Agentes especiales de la Secretaría Nacional Antidrogas (SENAD) lograron interceptar un cargamento de sustancias en el barrio San José Olero, sector ribereño de la capital departamental, tras detectar una motocicleta abandonada en un área de escasa visibilidad.
El procedimiento, impulsado por tareas de inteligencia y la coordinación con el fiscal Arnaldo Argüello, permitió el hallazgo de aproximadamente 500 gramos de crack, suficientes para producir unas 3.500 dosis, además de un kilogramo de marihuana y varias porciones de cocaína. La droga se encontraban oculta en un termo y una botella de aceite de motor, elementos utilizados para intentar camuflar el cargamento.

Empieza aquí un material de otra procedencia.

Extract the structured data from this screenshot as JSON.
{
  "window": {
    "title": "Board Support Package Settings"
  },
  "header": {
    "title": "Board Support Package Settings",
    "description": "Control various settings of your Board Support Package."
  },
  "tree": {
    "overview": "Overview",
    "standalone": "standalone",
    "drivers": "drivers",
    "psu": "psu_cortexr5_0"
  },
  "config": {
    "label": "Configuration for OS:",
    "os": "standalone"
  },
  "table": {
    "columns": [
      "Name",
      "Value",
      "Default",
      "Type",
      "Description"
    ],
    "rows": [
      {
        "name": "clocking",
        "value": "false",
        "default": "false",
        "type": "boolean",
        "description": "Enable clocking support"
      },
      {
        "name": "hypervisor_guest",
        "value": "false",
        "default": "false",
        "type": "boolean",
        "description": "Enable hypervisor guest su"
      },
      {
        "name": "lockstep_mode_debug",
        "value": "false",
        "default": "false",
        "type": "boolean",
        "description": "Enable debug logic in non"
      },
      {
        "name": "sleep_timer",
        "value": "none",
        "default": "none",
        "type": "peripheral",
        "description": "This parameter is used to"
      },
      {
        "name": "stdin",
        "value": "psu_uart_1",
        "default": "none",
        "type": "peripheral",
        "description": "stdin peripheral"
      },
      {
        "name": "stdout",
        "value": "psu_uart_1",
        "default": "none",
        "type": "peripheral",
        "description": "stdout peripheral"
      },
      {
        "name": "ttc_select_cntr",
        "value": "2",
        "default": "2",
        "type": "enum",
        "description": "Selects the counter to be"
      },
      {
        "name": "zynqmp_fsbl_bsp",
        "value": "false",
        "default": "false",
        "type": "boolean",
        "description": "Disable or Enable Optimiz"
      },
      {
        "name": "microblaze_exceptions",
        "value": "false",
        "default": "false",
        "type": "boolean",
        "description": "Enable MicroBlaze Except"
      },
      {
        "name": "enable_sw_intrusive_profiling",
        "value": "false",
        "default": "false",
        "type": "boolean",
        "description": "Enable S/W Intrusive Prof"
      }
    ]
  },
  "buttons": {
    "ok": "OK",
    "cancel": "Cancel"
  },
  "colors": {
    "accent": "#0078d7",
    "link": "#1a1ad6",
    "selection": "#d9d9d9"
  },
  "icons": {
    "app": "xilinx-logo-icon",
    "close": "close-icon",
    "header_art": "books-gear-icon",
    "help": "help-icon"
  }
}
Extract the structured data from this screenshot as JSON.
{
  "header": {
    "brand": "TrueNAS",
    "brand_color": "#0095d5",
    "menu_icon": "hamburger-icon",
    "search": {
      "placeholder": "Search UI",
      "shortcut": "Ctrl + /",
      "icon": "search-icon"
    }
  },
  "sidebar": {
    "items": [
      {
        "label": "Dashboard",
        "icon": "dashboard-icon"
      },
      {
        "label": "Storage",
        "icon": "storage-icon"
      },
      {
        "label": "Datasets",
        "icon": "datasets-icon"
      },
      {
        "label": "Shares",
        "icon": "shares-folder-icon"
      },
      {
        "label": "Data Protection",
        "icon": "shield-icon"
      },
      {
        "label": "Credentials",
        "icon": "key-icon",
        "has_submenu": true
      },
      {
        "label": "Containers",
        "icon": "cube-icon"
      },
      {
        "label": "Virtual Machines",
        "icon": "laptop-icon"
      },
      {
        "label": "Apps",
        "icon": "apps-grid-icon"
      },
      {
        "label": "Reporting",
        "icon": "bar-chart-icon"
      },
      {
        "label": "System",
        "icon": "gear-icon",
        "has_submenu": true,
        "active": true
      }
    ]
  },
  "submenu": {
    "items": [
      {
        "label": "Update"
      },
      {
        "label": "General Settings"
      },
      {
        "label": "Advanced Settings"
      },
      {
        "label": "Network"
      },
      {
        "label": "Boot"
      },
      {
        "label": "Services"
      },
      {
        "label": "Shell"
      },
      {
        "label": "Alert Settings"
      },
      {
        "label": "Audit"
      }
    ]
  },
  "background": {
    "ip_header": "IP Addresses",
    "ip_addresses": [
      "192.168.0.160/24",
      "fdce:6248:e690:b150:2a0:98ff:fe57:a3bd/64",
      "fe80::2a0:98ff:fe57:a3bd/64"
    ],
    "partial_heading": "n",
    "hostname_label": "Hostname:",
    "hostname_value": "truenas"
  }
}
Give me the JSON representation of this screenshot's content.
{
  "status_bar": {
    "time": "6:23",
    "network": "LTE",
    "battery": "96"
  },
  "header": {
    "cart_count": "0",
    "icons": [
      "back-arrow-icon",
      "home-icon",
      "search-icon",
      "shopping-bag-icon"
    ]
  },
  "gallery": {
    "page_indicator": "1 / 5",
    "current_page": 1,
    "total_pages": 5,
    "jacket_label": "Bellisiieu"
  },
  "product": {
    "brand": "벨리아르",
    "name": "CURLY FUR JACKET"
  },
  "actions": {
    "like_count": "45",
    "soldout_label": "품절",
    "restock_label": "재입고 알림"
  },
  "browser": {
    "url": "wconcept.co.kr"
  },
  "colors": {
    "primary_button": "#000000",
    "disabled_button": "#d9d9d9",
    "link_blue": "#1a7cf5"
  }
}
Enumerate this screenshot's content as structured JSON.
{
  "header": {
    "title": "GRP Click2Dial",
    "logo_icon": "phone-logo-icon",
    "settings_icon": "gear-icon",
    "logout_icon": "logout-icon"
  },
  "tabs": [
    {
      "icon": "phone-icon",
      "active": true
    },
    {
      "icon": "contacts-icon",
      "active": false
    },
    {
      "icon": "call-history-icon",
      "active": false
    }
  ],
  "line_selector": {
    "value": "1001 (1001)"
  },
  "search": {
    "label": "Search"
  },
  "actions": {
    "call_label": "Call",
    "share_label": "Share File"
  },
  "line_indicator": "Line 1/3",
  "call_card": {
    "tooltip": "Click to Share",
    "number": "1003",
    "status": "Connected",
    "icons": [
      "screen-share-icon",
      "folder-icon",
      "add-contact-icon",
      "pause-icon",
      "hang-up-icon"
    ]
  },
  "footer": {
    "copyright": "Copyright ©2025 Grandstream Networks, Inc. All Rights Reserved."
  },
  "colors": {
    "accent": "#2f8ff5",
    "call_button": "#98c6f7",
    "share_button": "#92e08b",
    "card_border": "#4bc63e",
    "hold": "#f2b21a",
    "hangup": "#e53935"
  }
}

Los intervinientes señalaron que la zona, caracterizada por sus calles de difícil acceso y baja iluminación, es empleada habitualmente como ruta para el traslado de estupefacientes hacia centros de distribución minorista. Este resultado se enmarca en la iniciativa denominada Entorno Seguro, cuyos controles preventivos buscan desarticular focos de microtráfico en sectores críticos de la ciudad.
El hallazgo, según las autoridades, es una consecuencia directa de la presión operativa que ejercen las fuerzas de seguridad en puntos estratégicos. El caso quedó bajo investigación del Ministerio Público, mientras la SENAD intensifica el patrullaje para combatir la comercialización de drogas en el departamento.